One of the most important lessons in life is that you only have control over yourself, not other people. The use of intimidation to get your way in games is really wish fulfillment and different people have their own ideas how it should or “is” done, which leads to different approaches and different game theories coming together to push intimidation in the different directions that we see in games.

 

intimidation

It’s a curious skill that warrants a second look for all game designers – what are you saying about your game world? How, if at all, do people in your game world attempt to force others to do their will?

Justin Schmid

Justin started tabletop gaming in 1983 with Basic D&D (red box) and never looked back. He runs and plays in a wide variety of games, including Savage Worlds, Dungeon World, Trail of Cthulhu and many, many more. He also writes professionally for role-playing games, including writing and creating Night's Edge an Alternate Reality Universe for Cyberpunk 2020. He went on to write eight more adventures and sourcebooks in the Night's Edge line, adding vampires and other supernatural perils to the already dangerous world of Cyberpunk. As a freelance writer, he wrote The Bermuda Triangle for Call of Cthulhu, Shadows of the Mind, and Psi Wars for Conspiracy X and contributed to Last Unicorn's Star Trek RPG, as well as to Cybergeneration sourcebooks, and many other games. When he's not creating imaginary worlds for his daughter, he's running games for his friends and writing new adventures or designing new game systems. He currently lives in Vancouver, B.C., Canada.
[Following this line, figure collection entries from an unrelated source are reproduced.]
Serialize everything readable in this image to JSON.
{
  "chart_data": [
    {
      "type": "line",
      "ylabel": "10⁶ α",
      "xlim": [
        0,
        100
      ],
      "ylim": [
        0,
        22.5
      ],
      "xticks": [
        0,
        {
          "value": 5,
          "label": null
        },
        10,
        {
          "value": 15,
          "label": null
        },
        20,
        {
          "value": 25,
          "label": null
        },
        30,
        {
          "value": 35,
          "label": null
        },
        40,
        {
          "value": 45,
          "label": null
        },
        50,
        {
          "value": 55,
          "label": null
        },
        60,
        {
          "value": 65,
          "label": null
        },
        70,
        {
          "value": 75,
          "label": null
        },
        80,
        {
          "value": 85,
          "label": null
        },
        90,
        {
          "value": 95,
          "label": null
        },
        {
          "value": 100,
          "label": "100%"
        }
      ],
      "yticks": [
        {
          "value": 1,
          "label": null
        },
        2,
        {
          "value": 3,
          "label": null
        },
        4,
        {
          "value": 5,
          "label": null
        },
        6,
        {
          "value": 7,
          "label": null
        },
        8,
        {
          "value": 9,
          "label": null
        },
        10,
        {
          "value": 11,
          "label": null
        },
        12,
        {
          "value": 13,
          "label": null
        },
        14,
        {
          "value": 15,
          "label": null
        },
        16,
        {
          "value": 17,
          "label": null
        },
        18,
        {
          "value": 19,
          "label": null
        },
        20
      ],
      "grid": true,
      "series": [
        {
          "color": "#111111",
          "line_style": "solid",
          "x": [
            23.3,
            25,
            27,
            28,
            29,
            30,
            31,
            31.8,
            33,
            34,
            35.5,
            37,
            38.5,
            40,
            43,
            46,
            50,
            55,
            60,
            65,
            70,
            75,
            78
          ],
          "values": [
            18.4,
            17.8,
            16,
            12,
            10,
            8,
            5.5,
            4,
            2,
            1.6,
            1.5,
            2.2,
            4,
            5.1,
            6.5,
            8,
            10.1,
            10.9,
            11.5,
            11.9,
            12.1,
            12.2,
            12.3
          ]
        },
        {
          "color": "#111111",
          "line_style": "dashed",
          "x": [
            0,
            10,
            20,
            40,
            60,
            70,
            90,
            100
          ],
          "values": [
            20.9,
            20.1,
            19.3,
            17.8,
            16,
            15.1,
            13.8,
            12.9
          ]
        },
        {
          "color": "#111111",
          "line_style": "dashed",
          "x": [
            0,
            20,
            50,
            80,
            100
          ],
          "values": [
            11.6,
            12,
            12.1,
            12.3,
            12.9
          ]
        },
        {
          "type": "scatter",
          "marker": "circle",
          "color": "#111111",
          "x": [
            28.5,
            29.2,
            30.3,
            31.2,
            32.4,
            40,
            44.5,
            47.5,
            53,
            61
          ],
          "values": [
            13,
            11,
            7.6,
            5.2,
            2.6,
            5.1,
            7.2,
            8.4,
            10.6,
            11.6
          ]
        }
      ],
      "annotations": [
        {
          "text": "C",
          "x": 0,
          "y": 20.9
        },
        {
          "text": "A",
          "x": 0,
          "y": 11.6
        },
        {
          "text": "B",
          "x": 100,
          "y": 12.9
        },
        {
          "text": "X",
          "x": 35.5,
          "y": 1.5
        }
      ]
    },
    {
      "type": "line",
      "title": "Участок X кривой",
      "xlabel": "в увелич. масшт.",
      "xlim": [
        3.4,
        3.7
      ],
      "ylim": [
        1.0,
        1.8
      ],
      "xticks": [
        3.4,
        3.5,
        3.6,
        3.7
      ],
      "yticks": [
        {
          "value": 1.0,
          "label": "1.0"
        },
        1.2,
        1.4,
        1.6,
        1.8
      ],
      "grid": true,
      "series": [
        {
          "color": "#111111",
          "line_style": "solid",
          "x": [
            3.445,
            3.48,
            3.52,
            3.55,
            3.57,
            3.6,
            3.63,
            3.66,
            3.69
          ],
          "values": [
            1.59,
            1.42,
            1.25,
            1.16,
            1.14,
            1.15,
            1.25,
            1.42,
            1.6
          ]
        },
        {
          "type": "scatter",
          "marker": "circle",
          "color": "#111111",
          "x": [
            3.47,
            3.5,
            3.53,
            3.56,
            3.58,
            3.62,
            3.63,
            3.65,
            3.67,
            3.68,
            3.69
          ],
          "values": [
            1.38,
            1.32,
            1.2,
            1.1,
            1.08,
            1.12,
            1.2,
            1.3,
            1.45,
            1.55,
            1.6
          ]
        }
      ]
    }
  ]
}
  3 Responses to “Game Design: The Strange Case of Intimidation”

  1. One solution that I’m surprised to never see is letting characters use different traits depending on the situation/what they are doing. I think L5R recommends doing that in certain situations, but it’s pretty easy to implement in most games with attributes and skills.

    For example, implying the destruction of everything one loves might be intimidate based on charisma. However, if you smash a barrel with your fists in a rage, that’d probably be intimidate based on strength.

  2. That is used in a few games that I have seen, but I’ve also seen that when the player chooses which trait applies, it seems more often than not, it’s their highest trait, used over and over again.

  3. It is something I have seen done and like a lot, the player describes how he chooses to intimidate/haggle/barter/seduce/etc… and the GM decides which Attribute applies, ignoring what the system dictates for the skill. I could intimidate with charisma by displaying a sadistic and depraved demeanor or I could use strength by inflicting pain or int by applicastion of NLP….I can seduce purely with appearances of my Attractiveness, use my charms and Charisma or apply Intelligence and a carefully measured dose of aphrodisiacs…..etc…

    Similarly, knowledge checks usually involve any skill paired with Int or educated knowledge or Wis for knowledge from personal experience, e.g. short swords skill with Int instead of Str to check the quality of the weapon.